The video of Alice was posted anonymously, of course. And we were too lost in grief at the time to think about seeking out her friends, who might have been able to help us find the culprit. But later, I vowed that if I ever had a chance to get my revenge on the man who ruined my sister’s life – who ended her life – I would make him suffer. Oh God … and to think I fancied him. I dreamt about him last night – the thought makes more bile rise into my mouth. It is yet another insult, that I fell for the same charm that destroyed Alice.

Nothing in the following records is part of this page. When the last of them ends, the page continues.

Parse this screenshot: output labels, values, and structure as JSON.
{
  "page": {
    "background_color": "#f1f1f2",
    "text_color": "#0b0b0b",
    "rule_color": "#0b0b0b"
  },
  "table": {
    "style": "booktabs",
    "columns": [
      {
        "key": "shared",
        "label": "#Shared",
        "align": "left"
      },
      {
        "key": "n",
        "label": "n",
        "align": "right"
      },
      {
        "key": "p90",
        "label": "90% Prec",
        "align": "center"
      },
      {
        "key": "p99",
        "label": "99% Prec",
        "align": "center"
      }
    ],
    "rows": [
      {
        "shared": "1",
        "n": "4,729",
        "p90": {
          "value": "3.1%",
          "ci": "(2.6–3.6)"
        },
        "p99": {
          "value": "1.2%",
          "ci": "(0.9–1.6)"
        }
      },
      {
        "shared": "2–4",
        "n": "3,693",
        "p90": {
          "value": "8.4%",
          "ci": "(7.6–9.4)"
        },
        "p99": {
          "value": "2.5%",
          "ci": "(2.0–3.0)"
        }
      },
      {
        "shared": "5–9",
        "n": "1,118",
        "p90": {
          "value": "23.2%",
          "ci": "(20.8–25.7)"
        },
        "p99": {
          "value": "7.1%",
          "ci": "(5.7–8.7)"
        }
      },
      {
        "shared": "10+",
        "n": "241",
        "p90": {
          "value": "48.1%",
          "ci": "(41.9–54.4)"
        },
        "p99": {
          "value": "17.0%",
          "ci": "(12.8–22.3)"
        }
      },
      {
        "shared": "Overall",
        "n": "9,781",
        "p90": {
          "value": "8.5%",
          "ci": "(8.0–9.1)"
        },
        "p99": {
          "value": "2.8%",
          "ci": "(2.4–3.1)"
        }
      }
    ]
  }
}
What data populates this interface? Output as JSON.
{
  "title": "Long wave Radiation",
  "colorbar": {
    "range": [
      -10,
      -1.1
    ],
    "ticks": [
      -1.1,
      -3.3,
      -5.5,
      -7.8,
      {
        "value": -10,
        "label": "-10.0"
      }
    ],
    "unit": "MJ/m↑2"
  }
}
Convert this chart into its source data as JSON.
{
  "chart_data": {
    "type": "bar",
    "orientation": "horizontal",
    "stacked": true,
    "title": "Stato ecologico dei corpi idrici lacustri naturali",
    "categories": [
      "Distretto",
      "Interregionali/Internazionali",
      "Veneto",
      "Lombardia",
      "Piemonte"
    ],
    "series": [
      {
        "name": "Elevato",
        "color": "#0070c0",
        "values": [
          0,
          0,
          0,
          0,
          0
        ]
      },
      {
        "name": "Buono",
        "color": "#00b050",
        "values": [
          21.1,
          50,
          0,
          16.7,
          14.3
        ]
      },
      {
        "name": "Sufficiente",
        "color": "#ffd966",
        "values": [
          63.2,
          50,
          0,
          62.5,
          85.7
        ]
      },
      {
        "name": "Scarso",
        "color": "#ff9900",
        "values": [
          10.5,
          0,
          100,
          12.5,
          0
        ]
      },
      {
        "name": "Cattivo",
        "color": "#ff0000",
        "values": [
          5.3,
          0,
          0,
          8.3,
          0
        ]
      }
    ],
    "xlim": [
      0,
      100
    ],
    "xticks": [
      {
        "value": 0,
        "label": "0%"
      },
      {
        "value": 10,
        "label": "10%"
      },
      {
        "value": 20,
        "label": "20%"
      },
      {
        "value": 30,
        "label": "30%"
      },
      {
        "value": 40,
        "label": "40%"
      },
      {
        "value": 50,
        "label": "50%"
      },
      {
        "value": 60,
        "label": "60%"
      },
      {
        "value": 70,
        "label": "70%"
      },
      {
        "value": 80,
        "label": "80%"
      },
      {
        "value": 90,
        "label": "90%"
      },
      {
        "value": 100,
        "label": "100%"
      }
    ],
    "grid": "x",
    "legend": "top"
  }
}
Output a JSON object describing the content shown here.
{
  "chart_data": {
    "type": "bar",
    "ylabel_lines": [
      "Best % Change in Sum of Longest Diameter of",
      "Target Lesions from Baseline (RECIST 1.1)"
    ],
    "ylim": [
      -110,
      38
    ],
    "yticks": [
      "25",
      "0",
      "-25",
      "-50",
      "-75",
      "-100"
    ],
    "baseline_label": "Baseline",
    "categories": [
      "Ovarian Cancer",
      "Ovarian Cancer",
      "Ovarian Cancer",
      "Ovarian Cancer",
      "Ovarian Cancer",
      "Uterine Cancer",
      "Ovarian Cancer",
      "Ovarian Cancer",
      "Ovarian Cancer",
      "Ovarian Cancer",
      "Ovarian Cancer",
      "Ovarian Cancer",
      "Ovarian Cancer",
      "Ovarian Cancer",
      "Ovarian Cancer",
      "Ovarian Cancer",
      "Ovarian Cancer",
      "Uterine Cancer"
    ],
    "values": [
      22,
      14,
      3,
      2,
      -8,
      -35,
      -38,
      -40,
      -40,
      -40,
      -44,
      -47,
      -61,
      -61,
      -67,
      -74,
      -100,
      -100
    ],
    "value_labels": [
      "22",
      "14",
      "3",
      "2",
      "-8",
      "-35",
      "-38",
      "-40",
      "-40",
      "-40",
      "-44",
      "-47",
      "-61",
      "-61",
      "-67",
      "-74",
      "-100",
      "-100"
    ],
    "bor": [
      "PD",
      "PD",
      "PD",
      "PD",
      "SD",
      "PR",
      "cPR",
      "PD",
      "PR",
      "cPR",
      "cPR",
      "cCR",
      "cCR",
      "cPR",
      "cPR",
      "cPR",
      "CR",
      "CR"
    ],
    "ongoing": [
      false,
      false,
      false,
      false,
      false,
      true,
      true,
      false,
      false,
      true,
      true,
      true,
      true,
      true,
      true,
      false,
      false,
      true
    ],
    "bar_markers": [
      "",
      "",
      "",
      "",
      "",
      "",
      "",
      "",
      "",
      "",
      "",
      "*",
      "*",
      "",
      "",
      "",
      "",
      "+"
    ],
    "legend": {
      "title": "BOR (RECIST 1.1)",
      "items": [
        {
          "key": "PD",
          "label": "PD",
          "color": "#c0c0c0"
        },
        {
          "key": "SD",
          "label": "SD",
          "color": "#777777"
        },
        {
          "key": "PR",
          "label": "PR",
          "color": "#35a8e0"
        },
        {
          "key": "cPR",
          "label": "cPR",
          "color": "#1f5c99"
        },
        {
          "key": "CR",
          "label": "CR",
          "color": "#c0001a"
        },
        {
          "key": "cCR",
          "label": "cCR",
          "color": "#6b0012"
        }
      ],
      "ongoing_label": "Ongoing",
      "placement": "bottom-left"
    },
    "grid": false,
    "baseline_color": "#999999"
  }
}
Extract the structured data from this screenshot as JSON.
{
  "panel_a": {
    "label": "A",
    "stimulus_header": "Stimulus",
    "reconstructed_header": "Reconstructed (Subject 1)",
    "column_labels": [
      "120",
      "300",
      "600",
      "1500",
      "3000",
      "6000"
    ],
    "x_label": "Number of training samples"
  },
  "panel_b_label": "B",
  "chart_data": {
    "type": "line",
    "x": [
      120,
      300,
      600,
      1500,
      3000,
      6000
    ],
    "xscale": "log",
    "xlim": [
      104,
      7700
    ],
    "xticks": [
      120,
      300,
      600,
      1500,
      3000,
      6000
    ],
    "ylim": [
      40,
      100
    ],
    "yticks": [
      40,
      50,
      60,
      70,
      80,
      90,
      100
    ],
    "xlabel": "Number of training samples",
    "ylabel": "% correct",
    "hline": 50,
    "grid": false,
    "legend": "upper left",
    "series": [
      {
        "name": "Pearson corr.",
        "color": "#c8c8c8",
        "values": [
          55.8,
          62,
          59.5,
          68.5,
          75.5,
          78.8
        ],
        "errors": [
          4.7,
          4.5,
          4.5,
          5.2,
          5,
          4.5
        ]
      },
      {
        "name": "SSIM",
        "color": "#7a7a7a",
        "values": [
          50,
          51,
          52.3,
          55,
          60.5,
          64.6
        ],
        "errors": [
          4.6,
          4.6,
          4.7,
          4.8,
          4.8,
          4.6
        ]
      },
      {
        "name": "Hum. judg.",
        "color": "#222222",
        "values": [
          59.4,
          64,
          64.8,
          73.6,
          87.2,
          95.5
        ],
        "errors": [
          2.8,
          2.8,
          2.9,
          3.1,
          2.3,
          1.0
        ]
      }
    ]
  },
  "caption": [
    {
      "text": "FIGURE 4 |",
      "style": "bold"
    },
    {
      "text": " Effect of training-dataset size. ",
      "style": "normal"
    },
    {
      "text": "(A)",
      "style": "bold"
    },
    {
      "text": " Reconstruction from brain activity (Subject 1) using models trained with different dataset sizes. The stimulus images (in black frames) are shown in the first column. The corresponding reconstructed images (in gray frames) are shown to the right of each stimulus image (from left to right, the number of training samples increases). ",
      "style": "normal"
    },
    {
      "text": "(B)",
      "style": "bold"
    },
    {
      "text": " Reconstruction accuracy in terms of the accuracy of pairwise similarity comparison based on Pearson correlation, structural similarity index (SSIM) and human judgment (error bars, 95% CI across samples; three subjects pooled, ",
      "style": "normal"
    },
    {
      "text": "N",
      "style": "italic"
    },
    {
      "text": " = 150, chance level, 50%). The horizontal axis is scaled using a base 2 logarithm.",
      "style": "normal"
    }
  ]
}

I think of Will at the rehearsal dinner. Did we meet at the engagement drinks? You seem familiar. I must have seen you in one of Jules’s photos. When he said he recognised me, he didn’t recognise me. He recognised Alice.

Beneath my calm exterior, as I step back into the marquee, is a rage so powerful it frightens me. The man responsible for my sister’s death has flourished, has carved a career out of false charm, out of essentially being good-looking and privileged. While Alice, a million times brighter and better than him – my clever, brilliant sister – never got her chance.

I’m surrounded by a sea of people. They’re drunk and stupid, bumbling about. I can’t see through them, past them. I push my way through, at times so forcefully that I hear little exclamations, sense heads turning to look at me.

The lights seem to be failing again. It must be the wind. As I walk through the crowd they flicker and go out, then come on again. Then out. Earlier, when it was twilight, you could still see pretty well. But now without the electric lights it’s nearly pitch-black. The little tea lights on the tables are no use. If anything it’s more confusing, being able to see vague shapes of people, shadows moving this way and that. People shriek and giggle, bump into me. I feel like I’m in a haunted house. I want to scream.

I clench and unclench my fists so hard I feel my nails puncture the flesh of my palms.

This is not me. This is a feeling like being possessed.

The lights come on. Everyone cheers.

Charlie’s voice, amplified by the mic, echoes from the corner of the room. ‘Everyone: it’s time to cut the cake.’ Over the guests crowding in front of me I stare at my husband, holding his microphone. I have never felt so far away from him.

There is the cake, white and glistening and perfect with its sugar flowers and leaves. Jules and Will stand, poised, next to it. And in fact, they look like the perfect figurines atop a wedding cake: him lean and fair in his elegant suit, her dark and hourglass-shaped in her white dress. I would never say I have hated anyone before. Not properly. Not even when I heard about Alice’s boyfriend, what he had done to her, because I didn’t have a real figure to focus it on. Oh, but I hate him, now. Standing there, grinning into the flashes of a hundred mobiles. I move closer.

The wedding party is clustered around them. The four ushers, grinning away, patting Will on the back … and I wonder: have any of them glimpsed his true nature? Do they not care? Then there’s Charlie, doing a pretty good impression – and I’m certain it’s just that – of looking sober and in control of his faculties. Nearby stand Jules’s parents and Will’s, smiling on proudly. Then Olivia, looking as miserable as she has all day.